Here's the thing. Are the Democrats trying to amend the Defense Appropriations Bill because they actually want to bring the war to an end knowing full well that President Bush will veto any such efforts, or are they doing it to provoke filibustering by the Republicans?
And if they are doing it to promote filibustering, then how can we lay the blame for the filibusters on the Republicans? Aren't the Democrats participating in this charade just as much as the Republicans are?
When Bush says this is all just politics, he's right-on. This is politics! The objective is clearly to bring to the awareness of the American voters where the various Senators stand on supporting President Bush - nothing more, nothing less.
But then after my brief moment of weakness I realized something else. When President Bush says it is all politics, he says it in a deriding way. Bush appeals to the sentiment that politics is superficial and unnecessary. Susan Collins made some sort of comment that rested on this same sort of logic during the all-nighter this week. Republicans want bi-partisan cooperation, not political theater. What minority party wouldn't want that?

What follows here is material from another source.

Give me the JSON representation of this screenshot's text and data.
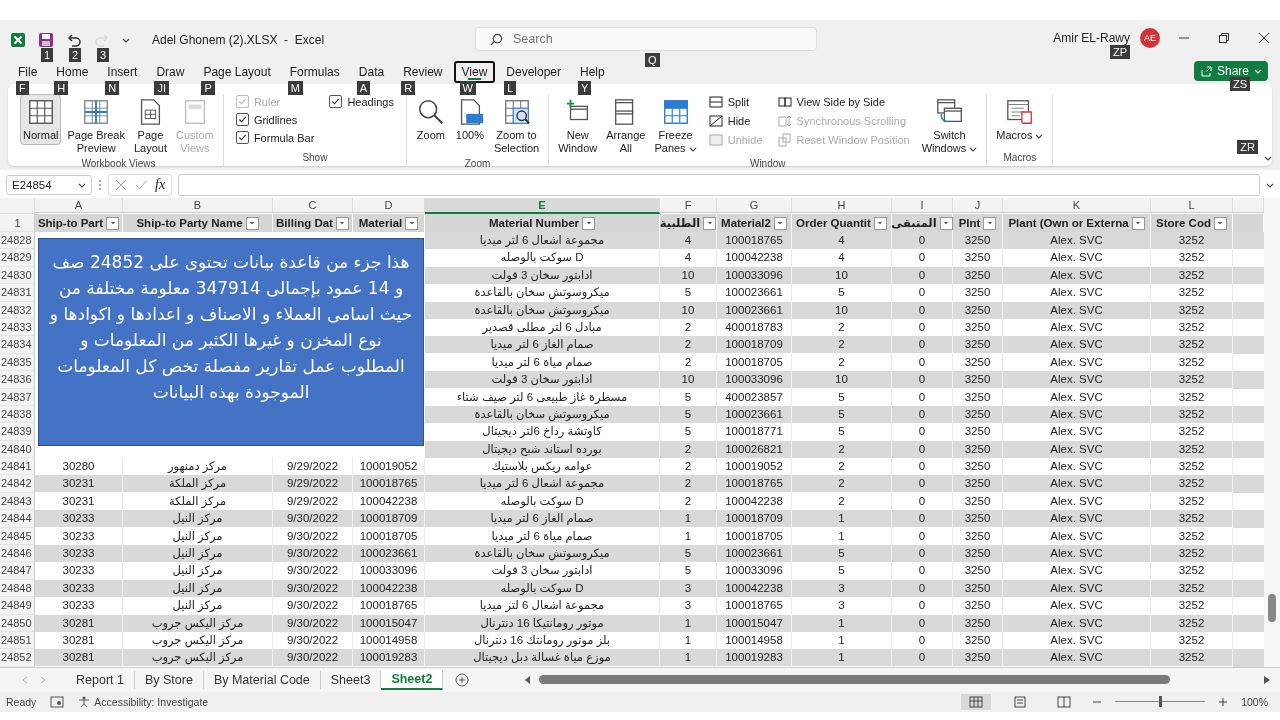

But the truth is that in the end, Republicans will get the legislation they want. Their filibuster power combined with Bush's veto power will ensure that Republicans still control Washington. The only power that Democrats hold in Washington right now is political. Democrats hold enough power to force the Republicans to show their hand. That's just the way the system works. That's politics and if you don't like it, Republicans, then what right do you have to call yourself American? This is democracy under the US Constitution.